What is a safe haven? “Any safe or peaceful place in a dangerous area”, according to the Cambridge Dictionary. As China has weathered the recent epic global volatility well, pundits are quickly pointing to China as a safe “haven”.
While we agree with the observation that China’s on-shore market has been a beacon in the darkness, and the country’s draconian quarantine measures have borne fruits, we also note that China, as the first country to suffer the coronavirus outbreak, experienced a historic plunge when its market re-opened after the lunar new year. As such, China’s market performance can either be a herald of the global markets due to its time lead, or an asset mispriced for weakening fundamentals amid the “once-in-a-hundred-year” virus outbreak coinciding with a historic oil crisis.
Last night, the circuit breaker was triggered in US trading for the first time since the 1997 Asian Crisis. The weight from the unprecedented oil plunge comparable to the episode around the first Gulf War had proven to be too hard to fight. Despite such tumultuous trading conditions, the Dow closed at just below its 850-day moving average, while the S&P500 closed just above.
We have written extensively about the significance of the 850-day moving average for global asset allocation (20190919 “A Definitive Guide to Forecasting China Market”). Simply put, when there is no severe recession, the US stock market tends to find support around this moving average. Not even the infamous “Black Monday” in 1987 could penetrate it. However, when there is severe recession, such as in 2001 and 2008, the US equity indices will plunge substantially below the 850-day moving average.
Given its excellent track record, we can use the 850-day moving average as “the line in the sand” for recent market trading. In our recent note titled “Unconventional Risk Hedging at Cycle’s End” (20200302) and “Stock Market Populism” (20200309), we discussed the likelihood of the US equity indices finding support around the 850-day moving average, and a technical reprieve only reserved for the most brash traders. Last night’s epic volatility has once again proven the merit of this moving average.

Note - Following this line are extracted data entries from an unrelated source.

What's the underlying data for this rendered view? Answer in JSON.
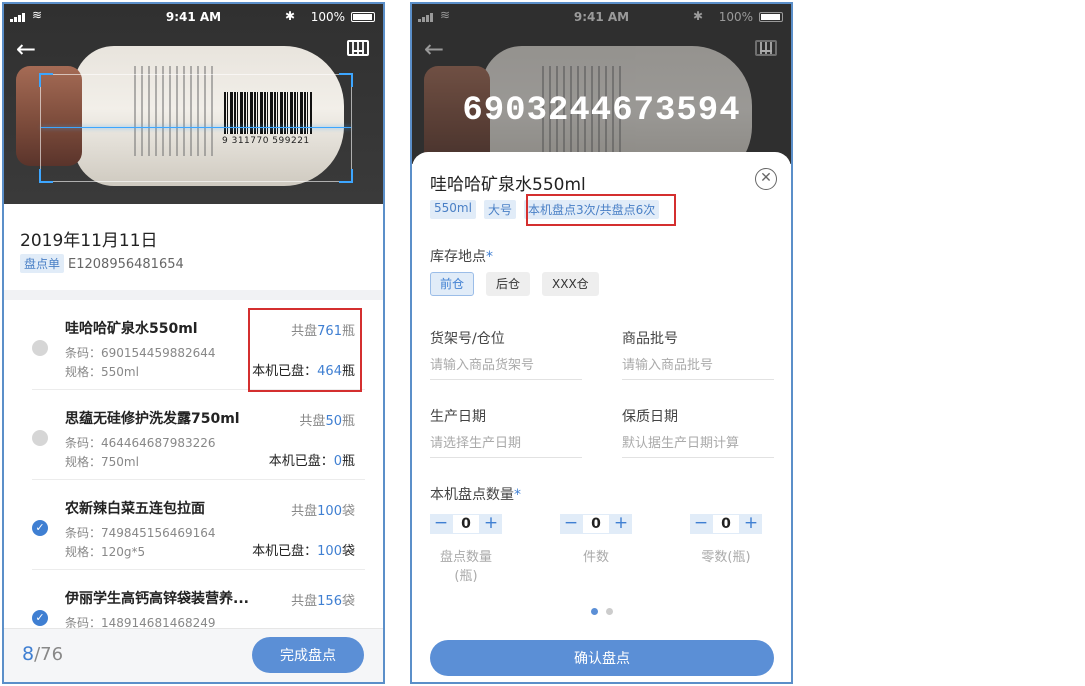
{
  "status": {
    "time": "9:41 AM",
    "battery": "100%"
  },
  "scan_list": {
    "date": "2019年11月11日",
    "doc_tag": "盘点单",
    "doc_no": "E1208956481654",
    "barcode_digits": "9 311770 599221",
    "items": [
      {
        "name": "哇哈哈矿泉水550ml",
        "barcode": "条码：690154459882644",
        "spec": "规格：550ml",
        "total_prefix": "共盘",
        "total_num": "761",
        "unit": "瓶",
        "here_prefix": "本机已盘：",
        "here_num": "464",
        "checked": false
      },
      {
        "name": "思蕴无硅修护洗发露750ml",
        "barcode": "条码：464464687983226",
        "spec": "规格：750ml",
        "total_prefix": "共盘",
        "total_num": "50",
        "unit": "瓶",
        "here_prefix": "本机已盘：",
        "here_num": "0",
        "checked": false
      },
      {
        "name": "农新辣白菜五连包拉面",
        "barcode": "条码：749845156469164",
        "spec": "规格：120g*5",
        "total_prefix": "共盘",
        "total_num": "100",
        "unit": "袋",
        "here_prefix": "本机已盘：",
        "here_num": "100",
        "checked": true
      },
      {
        "name": "伊丽学生高钙高锌袋装营养...",
        "barcode": "条码：148914681468249",
        "spec": "",
        "total_prefix": "共盘",
        "total_num": "156",
        "unit": "袋",
        "here_prefix": "",
        "here_num": "",
        "checked": true
      }
    ],
    "progress_done": "8",
    "progress_total": "/76",
    "finish_label": "完成盘点"
  },
  "detail": {
    "scanned_code": "6903244673594",
    "title": "哇哈哈矿泉水550ml",
    "tags": [
      "550ml",
      "大号",
      "本机盘点3次/共盘点6次"
    ],
    "location_label": "库存地点",
    "required_mark": "*",
    "locations": [
      "前仓",
      "后仓",
      "XXX仓"
    ],
    "selected_location": 0,
    "shelf_label": "货架号/仓位",
    "shelf_placeholder": "请输入商品货架号",
    "batch_label": "商品批号",
    "batch_placeholder": "请输入商品批号",
    "prod_date_label": "生产日期",
    "prod_date_placeholder": "请选择生产日期",
    "expiry_label": "保质日期",
    "expiry_placeholder": "默认据生产日期计算",
    "qty_label": "本机盘点数量",
    "steppers": [
      {
        "value": "0",
        "label": "盘点数量(瓶)"
      },
      {
        "value": "0",
        "label": "件数"
      },
      {
        "value": "0",
        "label": "零数(瓶)"
      }
    ],
    "page_count": 2,
    "confirm_label": "确认盘点"
  },
  "colors": {
    "accent": "#3f7fd2",
    "button": "#5b8fd6",
    "highlight": "#d42f2f",
    "scan_line": "#3da6ff"
  }
}
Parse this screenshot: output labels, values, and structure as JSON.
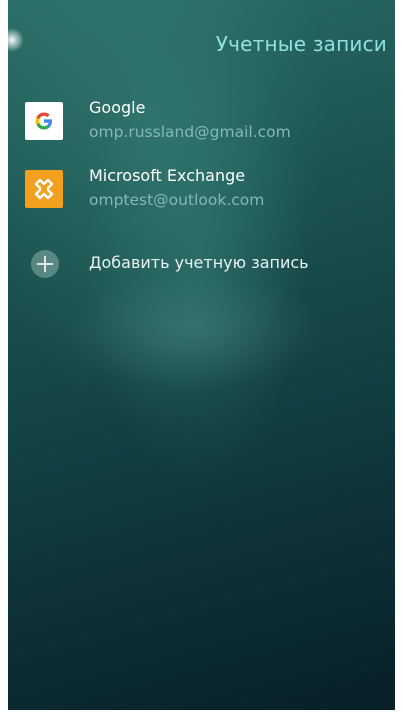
{
  "header": {
    "title": "Учетные записи"
  },
  "accounts": [
    {
      "name": "Google",
      "email": "omp.russland@gmail.com",
      "icon": "google-icon"
    },
    {
      "name": "Microsoft Exchange",
      "email": "omptest@outlook.com",
      "icon": "exchange-icon"
    }
  ],
  "add_account": {
    "label": "Добавить учетную запись",
    "icon": "plus-icon"
  },
  "colors": {
    "title_accent": "#8fe3dc",
    "secondary_text": "#86b8b6",
    "exchange_orange": "#f3a01f",
    "background_dark": "#0b2a31"
  }
}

Figure 1: SPX is finding support at 850-day mavg (shaded areas denote recession)
Source: Bloomberg, BOCOM Int'l
Now, the outlook on the US economy is the question, as we know that the US stock market is likely to trade substantially lower when a severe US recession is looming. And a US recession bodes ill for the global economy.
Figure 2: Comparison between 1987 and now
Source: Bloomberg, BOCOM Int'l
It is difficult to find another period in the US market that is entirely comparable to the current episode, given its epic volatility. In about two weeks, the US market has turned from the longest bull market into the fastest bear market. Based on velocity, we have used the 1987 episode as the comparison, and found good similarity in the speed of plunge and the support level at the 850-day moving average.
That said, we note that the current episode has an element that is largely out of the realm of monetary and fiscal policy. China’s containment of the virus has set a positive example, yet at the cost of more than one month of economic activity suspension. The coronavirus is only starting to affect various countries at different stages along the contagion path. The global supply chain is so well integrated that all countries must cooperate seamlessly to make it work.
Even if China is now on track to go back to running at full capacity at the end of March or early April, the rest of the world probably isn’t. And China cannot play a group sport all by itself. This may be a supply chain disruption that many have failed to consider but will likely elevate the probability of a global recession. Already, the probability of a US recession has risen to 65% on the Predictit Market. And the NY Fed estimate of the chance of a US recession has risen to a level that has passed the point of no return. Investors should take note of such recessionary risks further in the horizon.
So, is China the herald of global market recovery, or a mispriced asset? The chance of the latter has risen, while the epic market moves from last night suggest China is indeed a hero for now.